As we imagine the scripture lesson, most of us would probably visualize ourselves as the sinners and the sick, in need of Christ's outreach. I did so, as I thought of all my weaknesses and sins (grudge-holding, wavering faith, and the like), my hope that Christ will have pity on me. Then I thought: that's a little disingenuous, because in my position in life I'm much more like the comfortable upper-class and the religious authorities of Jesus' time---people he by no means snubbed, but he was definitely critical of us. Nevertheless, we too need Christ's mercy and, in our comfortableness, we need to seek it all the more.
Bach was no outcast, either. As I quoted in one of my recent posts, Gardiner points out that Bach struggled to be paid what he was worth and to gain professional respectability, as he meanwhile poured out musical glories of religious imagination that were, often enough, penitential and hopeful. So many of Bach's cantatas thus far have focused upon Christ's work---the salvation which is the only lasting treasure amid life's sorrows and struggles.
Christ's journey toward Jerusalem will be a theme of upcoming Lent. But I'm still connecting that journey with something I talked about two weeks ago: the approximately 70-day period between Septuagesima Sunday and Easter can symbolically stand for the 70 years of the exile of the "Babylonian captivity."
A World Council of Churches essay by Peter-Ben Smit (found here) makes several interesting insights about the Exile.
* The entire Bible is, in important ways, about being in exile and longing to be redeemed from exile.
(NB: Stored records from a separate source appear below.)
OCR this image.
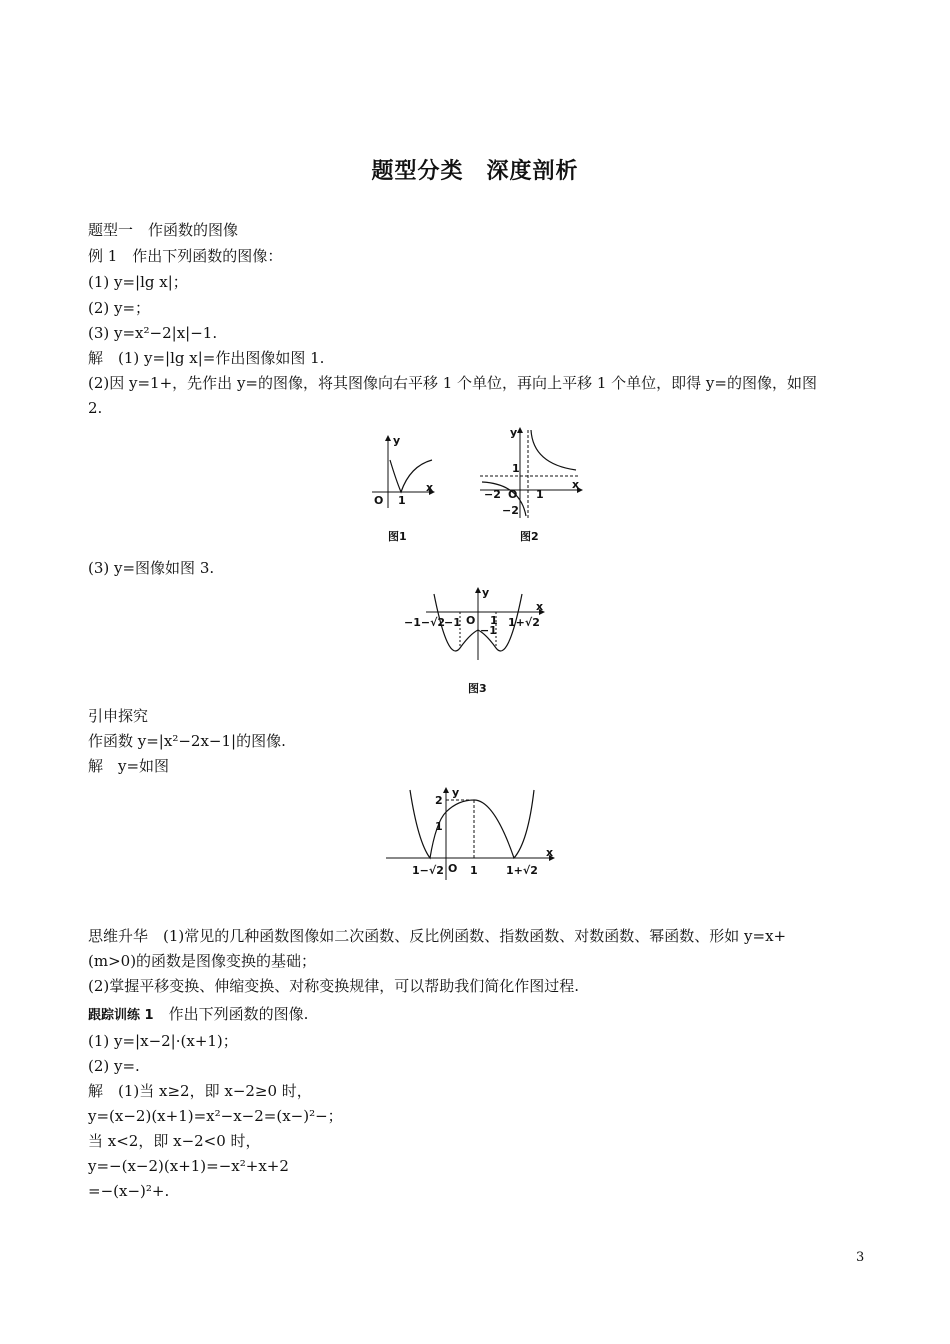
题型分类　深度剖析
题型一　作函数的图像
例 1　作出下列函数的图像：
(1) y=|lg x|；
(2) y=；
(3) y=x²−2|x|−1.
解　(1) y=|lg x|=作出图像如图 1.
(2)因 y=1+，先作出 y=的图像，将其图像向右平移 1 个单位，再向上平移 1 个单位，即得 y=的图像，如图
2.
y
x
O 1
图1
y
x
O
1
−2	1
−2
图2
(3) y=图像如图 3.
y
x
O
−1−√2
−1	1 1+√2
−1
图3
引申探究
作函数 y=|x²−2x−1|的图像.
解　y=如图
y
x
O
2
1
1−√2 1	1+√2
思维升华　(1)常见的几种函数图像如二次函数、反比例函数、指数函数、对数函数、幂函数、形如 y=x+
(m>0)的函数是图像变换的基础；
(2)掌握平移变换、伸缩变换、对称变换规律，可以帮助我们简化作图过程.
跟踪训练 1　作出下列函数的图像.
(1) y=|x−2|·(x+1)；
(2) y=.
解　(1)当 x≥2，即 x−2≥0 时，
y=(x−2)(x+1)=x²−x−2=(x−)²−；
当 x<2，即 x−2<0 时，
y=−(x−2)(x+1)=−x²+x+2
=−(x−)²+.
3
The Bible begins with the exile from Eden, of course.
* Smit notes that Jesus’ death and resurrection happens within the framework of Passover, which of course points back to Egyptian slavery and that earlier “exile."
* The liturgical traditions of the church have been language of exile, too: our desire for heaven (the home we long for, analogous to the way the Judahite exiles longed to return to the Land) as we struggle in the world.
* Smit also notes that exile functions in contemporary theology in postmodernism (the uncertainty and absence of God, theologies of liberation (the struggle of oppressed people for freedom), and peace churches (the theology of whole reliance upon God rather than violent means: the error of Israel and Judah in relying upon foreign powers). But he argues that ecumenism itself echoes exile-language within theological in discussions of the church and the world (the church as an eschatological community in “exile” in the world), hospitality (caring for others who are in exile in different ways), healing broken relationships, being “wounded healers” of others, and so on.
I don't want to "bracket" the Jewish experience of God's redemption and thoughtlessly appropriate it only in Christian terms. But it's instructive to link the powerful Jewish experiences of Passover and Restoration to the work of Christ in Christian experience. Think about Lent's 40 days as fitting within a 70-day envisioning of the ways we are in "exile." Think about Jesus' journey to Jerusalem not only as a trip for his little group of students, but also the way Jesus' work connects to God's Passover salvation, God's post-exilic Restoration promised by the prophets, and the way those prophetic teachings speak both to post-exilic Restoration and to the person and work of Christ.